Cardiovascular effects of sphingosine-1-phosphate and other sphingomyelin metabolites

1 Upon various stimuli, cells metabolize sphingomyelin from the cellular plasma membrane to form sphingosylphosphorylcholine (SPC) or ceramide. The latter can be further metabolized to sphingosine and then sphingosine-1-phosphate (S1P). Apart from local formation, S1P and SPC are major constituents of blood plasma. 2 All four sphingomyelin metabolites (SMM) can act upon intracellular targets, and at least S1P and probably also SPC can additionally act upon G-protein-coupled receptors. While the molecular identity of the SPC receptors remains unclear, several subtypes of S1P receptors have been cloned and their distribution in cardiovascular tissues is described. 3 In the heart SMM can alter intracellular Ca2+ release, particularly via the ryanodine receptor, and conductance of various ion channels in the plasma membrane, particularly I-K(Ach).

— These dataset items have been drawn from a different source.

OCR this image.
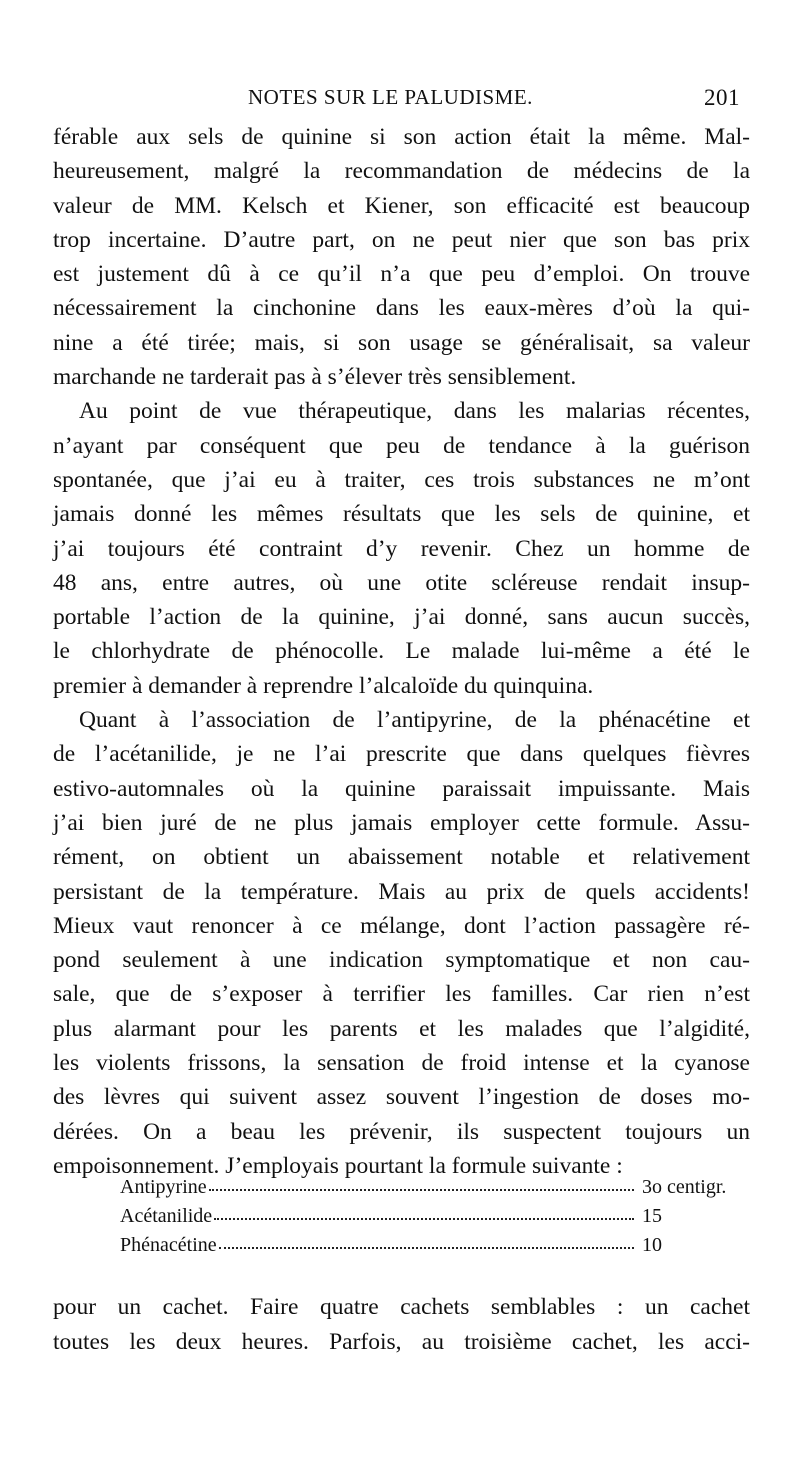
NOTES SUR LE PALUDISME.	201
férable aux sels de quinine si son action était la même. Mal-
heureusement, malgré la recommandation de médecins de la
valeur de MM. Kelsch et Kiener, son efficacité est beaucoup
trop incertaine. D’autre part, on ne peut nier que son bas prix
est justement dû à ce qu’il n’a que peu d’emploi. On trouve
nécessairement la cinchonine dans les eaux-mères d’où la qui-
nine a été tirée; mais, si son usage se généralisait, sa valeur
marchande ne tarderait pas à s’élever très sensiblement.
Au point de vue thérapeutique, dans les malarias récentes,
n’ayant par conséquent que peu de tendance à la guérison
spontanée, que j’ai eu à traiter, ces trois substances ne m’ont
jamais donné les mêmes résultats que les sels de quinine, et
j’ai toujours été contraint d’y revenir. Chez un homme de
48 ans, entre autres, où une otite scléreuse rendait insup-
portable l’action de la quinine, j’ai donné, sans aucun succès,
le chlorhydrate de phénocolle. Le malade lui-même a été le
premier à demander à reprendre l’alcaloïde du quinquina.
Quant à l’association de l’antipyrine, de la phénacétine et
de l’acétanilide, je ne l’ai prescrite que dans quelques fièvres
estivo-automnales où la quinine paraissait impuissante. Mais
j’ai bien juré de ne plus jamais employer cette formule. Assu-
rément, on obtient un abaissement notable et relativement
persistant de la température. Mais au prix de quels accidents!
Mieux vaut renoncer à ce mélange, dont l’action passagère ré-
pond seulement à une indication symptomatique et non cau-
sale, que de s’exposer à terrifier les familles. Car rien n’est
plus alarmant pour les parents et les malades que l’algidité,
les violents frissons, la sensation de froid intense et la cyanose
des lèvres qui suivent assez souvent l’ingestion de doses mo-
dérées. On a beau les prévenir, ils suspectent toujours un
empoisonnement. J’employais pourtant la formule suivante :
Antipyrine	3o centigr.
Acétanilide	15
Phénacétine	10
pour un cachet. Faire quatre cachets semblables : un cachet
toutes les deux heures. Parfois, au troisième cachet, les acci-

While the various SMM differ somewhat in their effects, the above alterations of ion homeostasis result in reduced cardiac function in most cases, and ceramide and/or sphingosine may be the mediators of the negative inotropic effects of tumour necrosis factor. 4 In the vasculature, SMM mainly act as acute vasoconstrictors in most vessels, but ceramide can be a vasodilator. SMM-induced vasoconstriction involves mobilization of Ca2+ from intracellular stores, influx of extracellular Ca2+ via L-type channels and activation of a rho-kinase. 5 Extended exposure to SMM, particularly S1P, promotes several stages of the angiogenic process like endothelial cell activation, migration, proliferation, tube formation and vascular maturation. 6 We propose that SMM are an important class of endogenous modulators of cardiovascular function.